An obligation to guard against digital piracy

My son recently received a $50 fine from Indiana University for copyright infringement.

The university sited him for allowing music to be downloaded into his computer. I soon discovered that software named MP3Rocket, which I purchased several years ago, was the culprit. At the time we purchased it, we do not recall the warnings of piracy they now post.

Under current copyright legislation, downloading music for free is definitely theft under letter of the law.

How much does it cost?

One credible analysis by the Institute for Policy Innovation concludes that global music piracy causes $12.5 billion of economic losses every year, 71,060 U.S. jobs lost, a loss of $2.7 billion in workers’ earnings, and a loss of $422 million in tax revenues, $291 million in personal income tax and $131 million in lost corporate income and production taxes.

Perhaps President Obama can socialize the music industry and solve our tax problems … I digress!

Sadly, companies like MP3Rocket exist. Here is the sorry disclaimer which allows them to legally provide their services.

“Everything you share with MP3Rocket becomes public and trackable. To check which files you’re sharing, open MP3Rocket and click on “Shared Files” in the upper-left directory. Clicking on the folders (and sub-folders) will show the files you’re sharing. To use MP3Rocket legally, you must have the owner’s permission to share every file in your Library on the Gnutella network.”

Let’s face it, no one is going to seek the owner’s permission, nor is the owner going to offer permission.

Outside of college campuses, which obviously are doing their part, rarely does the average person experience prosecution for illegal downloading?
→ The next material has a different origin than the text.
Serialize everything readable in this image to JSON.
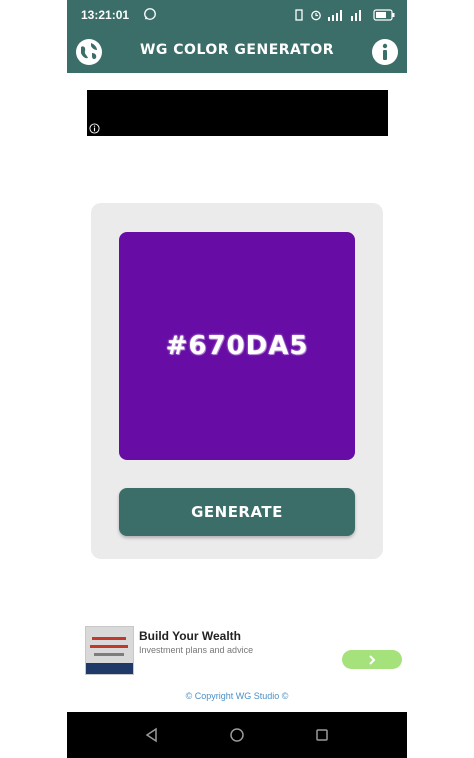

According to a 2009 survey from Marrakesh Records Ltd., of over 1000 respondents between 15 and 24, 70 percent of those who expressed a view do not feel guilty about downloading music for free from the Internet. Sixty-one percent of the age group do not feel they should have to pay for the music they listen to.

Piracy is never going to end. Although our kids rarely listen, we must continue to teach them that digital theft is indeed theft, in our law and in God’s law.

Most all of us have been guilty of burning the CD of a friend.

As Christians, we need to consider the repercussions.
Christian and Independent artists struggle to survive. It’s more than sales. The only way some artists can get noticed is sales.

Online downloads from sites such as iTunes and CD sales from many large companies are centrally complied. Many artists get recognized by record companies due to downloads and CD sales. As Christians, let’s support out industry and be examples of Christ.

It was difficult to uninstall the software. However, after reading their disclaimer and after the anger, I am glad I did.